The United Nations High Commissioner for Human Rights slammed the United States’ recently enacted zero-tolerance immigration policy that separates migrant families in detention, arguing “the child’s best interest should always come first, including over migration management objectives or other administrative concerns.”
The Trump administration has defended the separation policy as a necessary deterrent, but the UN body countered that “the use of immigration detention and family separation as a deterrent runs counter to human rights standards and principles.”
“The practice of separating families amounts to arbitrary and unlawful interference in family life, and is a serious violation of the rights of the child,” said Ravina Shamdasani, a spokeswoman for UN High Commissioner for Human Rights Zeid Ra’ad Al Hussein. “While the rights of children are generally held in high regard in the US, it is the only country in the world not to have ratified the UN Convention on the Rights of the Child. We encourage it to accede to the Convention and to fully respect the rights of all children.”
Shamdasani called on the U.S. to “immediately” halt the practice and “adopt non-custodial alternatives” to handle undocumented migrant families.
UN Ambassador Nikki Haley rejected the criticism from Zeid’s office.
“Once again, the United Nations shows its hypocrisy by calling out the United States while it ignores the reprehensible human rights records of several members of its own Human Rights Council,” Haley said. “While the High Commissioner’s office ignorantly attacks the United States with words, the United States leads the world with its actions, like providing more humanitarian assistance to global conflicts than any other nation.”
The New York Times reported in April that, over a period of six months, about 700 children were taken from undocumented migrants who had claimed to be their parents.

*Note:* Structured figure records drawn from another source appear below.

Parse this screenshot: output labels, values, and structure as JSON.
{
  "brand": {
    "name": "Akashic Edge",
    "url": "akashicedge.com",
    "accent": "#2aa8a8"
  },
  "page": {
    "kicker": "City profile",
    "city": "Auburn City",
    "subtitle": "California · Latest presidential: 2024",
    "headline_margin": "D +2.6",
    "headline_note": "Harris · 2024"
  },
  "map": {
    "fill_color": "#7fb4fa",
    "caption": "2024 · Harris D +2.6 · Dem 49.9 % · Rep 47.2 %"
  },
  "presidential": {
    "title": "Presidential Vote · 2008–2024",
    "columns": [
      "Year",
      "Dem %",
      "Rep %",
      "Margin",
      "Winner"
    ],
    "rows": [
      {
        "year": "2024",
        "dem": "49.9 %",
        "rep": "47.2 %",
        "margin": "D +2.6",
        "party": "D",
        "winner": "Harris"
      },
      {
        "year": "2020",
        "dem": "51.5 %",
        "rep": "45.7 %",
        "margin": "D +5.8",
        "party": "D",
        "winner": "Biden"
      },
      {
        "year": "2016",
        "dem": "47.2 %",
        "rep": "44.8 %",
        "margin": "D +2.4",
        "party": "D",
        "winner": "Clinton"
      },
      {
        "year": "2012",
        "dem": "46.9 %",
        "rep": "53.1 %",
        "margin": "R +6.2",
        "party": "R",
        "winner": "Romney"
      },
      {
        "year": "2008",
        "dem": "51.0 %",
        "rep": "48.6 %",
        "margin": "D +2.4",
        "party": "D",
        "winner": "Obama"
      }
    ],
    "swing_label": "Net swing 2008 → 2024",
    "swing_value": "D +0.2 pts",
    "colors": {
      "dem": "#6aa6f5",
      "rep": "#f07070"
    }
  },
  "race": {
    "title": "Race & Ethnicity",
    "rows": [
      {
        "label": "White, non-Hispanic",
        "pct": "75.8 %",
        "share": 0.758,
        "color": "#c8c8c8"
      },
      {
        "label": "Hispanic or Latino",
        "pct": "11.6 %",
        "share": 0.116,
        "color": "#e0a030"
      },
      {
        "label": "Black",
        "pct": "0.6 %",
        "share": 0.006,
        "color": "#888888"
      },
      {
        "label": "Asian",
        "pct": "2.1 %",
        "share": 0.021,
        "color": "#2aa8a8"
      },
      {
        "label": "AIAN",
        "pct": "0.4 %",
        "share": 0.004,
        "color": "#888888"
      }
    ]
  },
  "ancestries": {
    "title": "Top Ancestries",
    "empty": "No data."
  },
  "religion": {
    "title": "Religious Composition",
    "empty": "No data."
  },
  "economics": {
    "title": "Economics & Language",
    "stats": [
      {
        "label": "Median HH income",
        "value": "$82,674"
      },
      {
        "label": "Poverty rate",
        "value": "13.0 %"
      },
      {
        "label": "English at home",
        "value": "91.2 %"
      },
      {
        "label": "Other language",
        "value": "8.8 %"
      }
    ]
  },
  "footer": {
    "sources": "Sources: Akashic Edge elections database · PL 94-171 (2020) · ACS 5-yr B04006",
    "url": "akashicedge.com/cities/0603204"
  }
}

The American Civil Liberties Union told the NYT that since April the pace of separations has accelerated sharply. Lee Gelernt, deputy director of the group’s immigrant rights project, told the newspaper that nearly 1,000 children may have been taken from their families since April.
U.S. security officials have denied that they separate families at the border while being criticized by President Trump for failing to do more to curb the numbers of migrants crossing the border, according to the NYT.